“Bang Bang (My Baby Shot Me Down),” Nancy Sinatra, Kill Bill, Vol. 1
A bloodied, beaten, quivering Uma Thurman as The Bride in the opening scene of director Quentin Tarantino’s Kill Bill will forever be connected to Nancy Sinatra’s song. It was such a perfect pairing that it’s hard to believe it wasn’t written for the scene. It also let me know there was more to her than “These Boot Were Made for Walking,” a song now ruined for me by Jessica Simpson and Pizza Hut.
“I Am A Man of Constant Sorrow,” The Soggy Bottom Boys, O Brother, Where Art Thou?
This wasn’t a song I’d ever heard before but it is now so inexorably tied to George Clooney’s spectacular lip-synching that I can’t imagine how any other film could ever use it. A film moment as unique as the Coen Bros. themselves.
“Miserlou,” Dick Dale, Pulp Fiction
Tarantino is clearly the master of the soundtrack, so even though his work was well represented by the A.V. Club and Culture Kills, there is always room for more. The opening guitar licks of Dick Dale was the beginning of a stunning film experience and opened me up to the world of surf guitar. “Everybody be cool, this is a robbery…”
“Perfect Day,” Lou Reed, Trainspotting
The outstanding song of Trainspotting is without a doubt Iggy Pop’s “Lust for Life,” but that one’s been taken. The other, music-laden scene that has never left my head is of Renton sinking into the floor after overdosing on heroin and being dumped at the hospital. For a brief moment we thought of using this as the first dance at our wedding, but wisely thought the better of it.
“Bohemian Rhapsody,” Queen, Wayne’s World
The best head banging ever captured on film in a scene that just nails the exuberant goofiness of the characters. I’ve tried to recreate this moment at karaoke many times but have never quite gotten it right. Party on, Wayne. Party on, Garth.
“Singing in the Rain,” Gene Kelly, A Clockwork Orange
“You ready for a bit of the old ultra-violence?” I cannot hear this song without imagining somebody taking a brutal beating.

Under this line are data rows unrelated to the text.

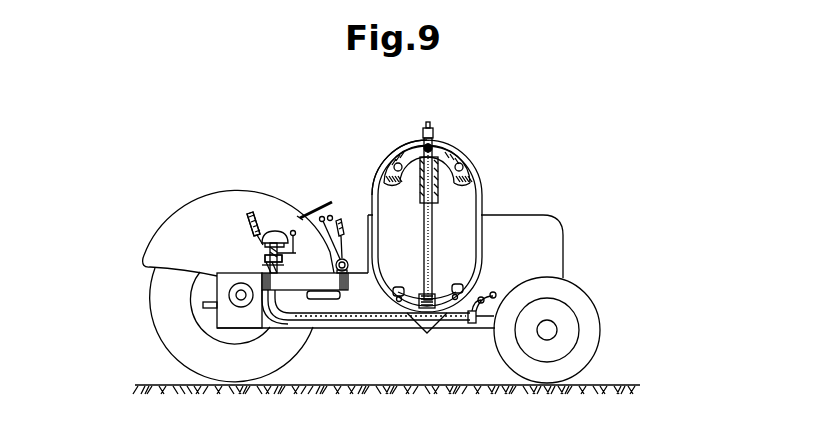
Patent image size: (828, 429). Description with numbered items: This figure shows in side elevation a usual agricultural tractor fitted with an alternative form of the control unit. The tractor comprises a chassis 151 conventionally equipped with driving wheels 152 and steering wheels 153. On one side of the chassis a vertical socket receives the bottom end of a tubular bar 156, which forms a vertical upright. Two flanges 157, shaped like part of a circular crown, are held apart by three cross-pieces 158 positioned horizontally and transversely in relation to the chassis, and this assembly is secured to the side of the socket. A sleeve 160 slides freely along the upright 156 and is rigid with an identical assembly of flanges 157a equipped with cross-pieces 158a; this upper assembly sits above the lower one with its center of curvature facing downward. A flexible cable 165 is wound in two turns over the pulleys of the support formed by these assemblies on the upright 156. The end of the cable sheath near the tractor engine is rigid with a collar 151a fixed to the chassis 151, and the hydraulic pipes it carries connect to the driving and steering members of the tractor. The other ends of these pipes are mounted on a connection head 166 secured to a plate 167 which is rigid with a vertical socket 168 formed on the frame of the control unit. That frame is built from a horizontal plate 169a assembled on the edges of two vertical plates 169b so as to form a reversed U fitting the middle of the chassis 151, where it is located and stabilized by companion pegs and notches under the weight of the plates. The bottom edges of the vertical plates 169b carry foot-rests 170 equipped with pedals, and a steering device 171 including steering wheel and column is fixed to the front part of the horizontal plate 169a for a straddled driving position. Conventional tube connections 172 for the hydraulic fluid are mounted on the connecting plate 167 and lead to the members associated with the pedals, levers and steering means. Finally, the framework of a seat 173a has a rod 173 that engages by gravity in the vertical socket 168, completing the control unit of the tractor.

The chassis 151 is at (222, 320).
The collar 151a is at (472, 324).
The driving wheels 152 is at (158, 318).
The steering wheels 153 is at (575, 297).
The tubular bar 156 is at (432, 237).
The flanges 157 is at (400, 289).
The flanges 157a is at (377, 192).
The cross-pieces 158 is at (427, 325).
The cross-pieces 158a is at (422, 152).
The sleeve 160 is at (420, 190).
The flexible cable 165 is at (483, 185).
The connection head 166 is at (253, 251).
The plate 167 is at (331, 282).
The vertical socket 168 is at (260, 240).
The horizontal plate 169a is at (309, 239).
The vertical plates 169b is at (258, 314).
The foot-rests 170 is at (332, 293).
The steering device 171 is at (350, 257).
The tube connections 172 is at (262, 259).
The rod 173 is at (277, 231).
The seat framework 173a is at (262, 208).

I saw the Gene Kelly original years later, but even that could not erase the images from my mind.
“Sympathy for the Devil,” Rolling Stones, C.R.A.Z.Y.
It’s Christmas Eve in a Montreal cathedral in the ‘70s and a teenaged boy named Zac is getting though the service with the help of some psychotropic substances, when the choir begins singing “Ooo, who, who, Ooo, who, who” as he rises to the rafters with a Jesus Christ pose only to land back at his family’s home. A fantastic scene.
“Wise Up,” Aimee Mann, Magnolia
In the midst of the film all of the characters are alone, but they all begin singing Aimee Mann’s “Wise Up” wherever they were. Very powerful, but don’t take my word for it – watch it yourself.